Так же как человек, который опытно знает, что такое музыкальная красота, или красота природы, или красота живописи, или реальность любви, может сказать: я знаю, что это есть. Ты это, может, не испытал, но я тебе могу засвидетельствовать собой, ничем другим… В каком-то отношении это недоказательно, в каком-то отношении это совершенно доказательно. Это недоказательно, потому что это не доказательство на том же уровне, на той же плоскости, но это вполне доказательство, потому что свидетельство человека нельзя отмести, не сказав предварительно, что он просто ненормальный или что он врет – одно из двух.
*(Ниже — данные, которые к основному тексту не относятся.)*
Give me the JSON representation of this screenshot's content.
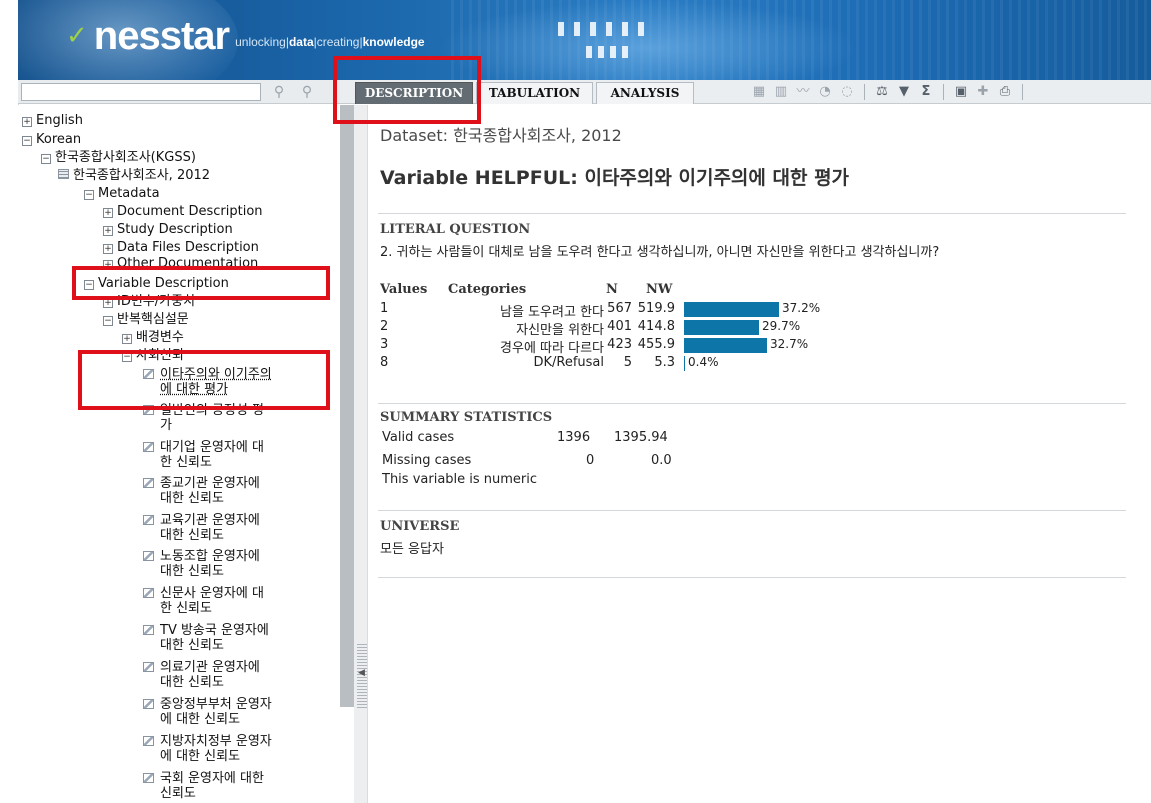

Но если он не ненормальный и не лжет, то никуда не уйти от свидетельства даже одного-единственного человека, пусть это будет ребенок, который скажет: я знаю, что это так, я это знаю нутром, я знаю это опытом.
И одно последнее, что в нас укоренилось отчасти после, или в результате, или в связи со «Столпом и утверждением истины» отца Павла Флоренского: мысль о том, что истина и реальность совпадают, или, употребляя его выражение, «истина есть естина», истина – это то, что на самом деле есть [9] . И это неправда! Истина – это выражение того, что есть, но не самая реальность. Реальность и непостижима до конца, и невыразима до конца. Она могла бы быть выражена адекватно чистым символом. В XII веке еврейский писатель в Испании, Маймонид, говорил, что если мы хотим найти способ выражать Бога непосредственно, не вызывая никаких умственных представлений и поэтому никаких предрассудков или отрицательных реакций, мы должны выделить одну музыкальную ноту, которую мы не имели бы права употреблять ни для чего другого. И эта нота должна бы звучать каждый раз, когда мы хотим сказать слово «Бог» или выразить понятие о Боге, потому что это был бы чистый символ, который в себе не несет ничего, кроме того, что он обозначает [10] .
9
Флоренский Павкл, священник (1882–1937), богослов, ученый-энциклопедист, проф. Московской духовной академии. Погиб в лагере на Соловках.
10
Рабби Моше бен Маймон. Путеводитель растерянных. М.: Мосты культуры, 2000. Гл. 61, с. 321–324 и др. Маймонид, Моисей (Моше бен Маймон, 1135 или 1138–1204), философ-рационалист, толкователь Талмуда.
И здесь в нашем мышлении очень важно, мне кажется, помнить, что как бы мы ни выражали наше знание, опытное знание о Боге, о человеке, о мироздании, о духовном мире, оно только выражение и что даже когда мы берем Священное Писание как откровение – оно откровение в меру человека, а не в меру Бога: оно откровение в том смысле, что в нем сказано все то, что человек мог постичь о Боге, но не все то, что Бог есть. И также оно является выражением того, что можно было передать человеческим словом о Боге – и только.